La gamme principale (Lexical Array, LA par la suite) peut être définie ainsi : la faculté de langage détermine un ensemble {F} de propriétés, ou traits, disponible pour les différentes langues. Puis chaque langue fait une, et une seule, sélection d´un sous-ensemble [F] de {F} et un, et un seul, assemblage d´éléments de [F] : c´est son lexique LEX. LA est alors la seule et unique sélection d´éléments de LEX à laquelle aura accès une dérivation ([8] : 4). Dès lors, nous pouvons affiner ce qui a été dit précédemment. L comporte trois composantes : la syntaxe étroite (narrow syntax) qui organise LA pour que la dérivation D y accède, une composante phonologique Φ qui permet à la dérivation D d´accéder à PHON et une composante sémantique Σ qui permet à la dérivation D d´accéder à SEM (note: ). Toute organisation mentionnée devra satisfaire à la « condition du tout compris » (inclusiveness condition) : il n´y a pas d´introduction de nouveaux éléments, mais ré-arrangement de ceux qui existent dans le domaine créé. Revenons aux items lexicaux que nous venons de mentionner. Ils appartiennent à deux types de catégories principales : des catégories substantives et des catégories fonctionnelles. Pour notre analyse à venir, seules ces catégories fonctionnelles nous intéressent, ou plus précisément, les catégories fonctionnelles qui sont au cœur de la langue : ce sont les Core Functional Categories (CFC). Il en existe trois : C, le complémenteur, qui exprime la force et la voix, T qui exprime le temps et la structure événementielle et v, le verbe léger qui est la tête des constructions transitives. Toutes ces CFC peuvent avoir des traits ϕ (genre, nombre et personne), mais pour C et v, ces traits sont obligatoires, ininterprétables, ce qui constitue le cœur des systèmes de « dislocation » (c´est-à-dire mouvement Move) et d´accord casuel (structural) ([10] : 15).

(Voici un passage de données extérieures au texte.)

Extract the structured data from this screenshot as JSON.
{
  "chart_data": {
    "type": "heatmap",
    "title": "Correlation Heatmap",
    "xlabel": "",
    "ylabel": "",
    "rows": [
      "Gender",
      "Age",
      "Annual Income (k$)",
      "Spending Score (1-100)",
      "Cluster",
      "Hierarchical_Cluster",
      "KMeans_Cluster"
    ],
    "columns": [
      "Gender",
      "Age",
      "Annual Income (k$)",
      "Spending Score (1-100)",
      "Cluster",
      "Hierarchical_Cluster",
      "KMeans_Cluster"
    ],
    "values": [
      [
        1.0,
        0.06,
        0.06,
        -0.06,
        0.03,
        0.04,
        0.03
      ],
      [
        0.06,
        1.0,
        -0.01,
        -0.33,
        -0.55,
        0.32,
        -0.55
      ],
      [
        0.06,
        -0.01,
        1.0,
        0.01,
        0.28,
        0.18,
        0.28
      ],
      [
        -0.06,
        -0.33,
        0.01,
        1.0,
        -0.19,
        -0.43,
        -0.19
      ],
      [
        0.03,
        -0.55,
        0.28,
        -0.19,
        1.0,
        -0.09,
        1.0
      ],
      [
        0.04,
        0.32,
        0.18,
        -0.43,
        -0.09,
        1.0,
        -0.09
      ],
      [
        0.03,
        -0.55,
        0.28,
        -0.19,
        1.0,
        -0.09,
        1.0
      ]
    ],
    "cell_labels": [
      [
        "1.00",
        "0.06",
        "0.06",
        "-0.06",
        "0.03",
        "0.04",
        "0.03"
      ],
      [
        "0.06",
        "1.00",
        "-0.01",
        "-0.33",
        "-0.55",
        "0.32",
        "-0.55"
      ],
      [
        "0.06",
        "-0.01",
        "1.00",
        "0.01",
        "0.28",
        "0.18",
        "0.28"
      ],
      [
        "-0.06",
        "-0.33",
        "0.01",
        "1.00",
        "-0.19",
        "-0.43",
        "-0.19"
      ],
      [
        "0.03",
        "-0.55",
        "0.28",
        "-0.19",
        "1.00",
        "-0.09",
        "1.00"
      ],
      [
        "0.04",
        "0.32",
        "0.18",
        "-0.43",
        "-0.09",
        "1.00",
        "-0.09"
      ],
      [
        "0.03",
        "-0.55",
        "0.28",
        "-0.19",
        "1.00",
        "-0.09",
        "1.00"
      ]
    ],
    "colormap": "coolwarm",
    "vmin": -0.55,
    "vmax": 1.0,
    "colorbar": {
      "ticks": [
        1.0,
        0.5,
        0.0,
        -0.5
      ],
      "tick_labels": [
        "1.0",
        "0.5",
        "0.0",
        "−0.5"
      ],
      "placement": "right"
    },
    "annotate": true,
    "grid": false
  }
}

1.2.3. Nouvelles hypothèses de travail

Nous nous placerons dans le nouveau cadre théorique énoncé dans [10], [11] et [8]. Dans le nouveau modèle, chaque dérivation procède par phase. Nous avons dit qu´une phase était une sous-gamme LAi de la gamme lexicale principale LA. A la différence du programme minimaliste ([9]) et de [10], les items lexicaux sont générés totalement fléchis, c´est-à-dire avec des traits qui leur sont attachés et la numération n´existe plus (c´est ce qui différencie le Minimalisme de la Morphologie Distribuée) ; de fait, les traits sont introduits au fur et à mesure de la dérivation, ce qui simplifie grandement les différentes opérations. Ces trois composantes d´une dérivation procèdent de façon cyclique. Une fois la dérivation finie, elle est remise à Φ et Σ grâce à l´opération TRANSFER, qui ne s´applique qu´au niveau de la syntaxe étroite de la dérivation D : celle qui concerne Φ est appelée « Epélation » (Spell-Out(note: )). Sont tranférées des unités (lexicales) qui sont interprétées par Φ et Σ. Il existe deux sortes de phases : des phases fortes, lesquelles sont des cibles potentielles pour tout mouvement et qui peuvent avoir un trait EPP (c´est-à-dire une position SPEC pour accueillir un sujet), et des phases faibles qui ne possèdent pas ces propriétés. Des trois catégories fonctionnelles C, T et v, seules CP et vP sont des phases (fortes) : deux sous-gammes LAi et LAj ont été tirées de LA, l´une comportant un C et l´autre comportant un v. Tant C (sauf le C d´une phrase radicale) que v doivent être sélectionnés. C est sémantiquement sélectionné par une catégorie substantive, et il sélectionne T ; v est sélectionné par une catégorie fonctionnelle, et il sélectionne des éléments verbaux ou des NPs et des DPs (qui constituent alors l´argument externe sous SPEC-v). Une phase est représentée de la manière suivante :

(2)

PH=[α [H β]],

où H est la tête de la phase (soit C ou v) et α le bord, la limite de la phase (les éléments contenus dans α peuvent, ou doivent, monter), quant à β, c´est le domaine de H. Seule la limite de la phase sera accessible à quelque opération que ce soit : c´est la « condition d´impénétrabilité de la phase » (Phase Impenetrability Condition [8] : 5).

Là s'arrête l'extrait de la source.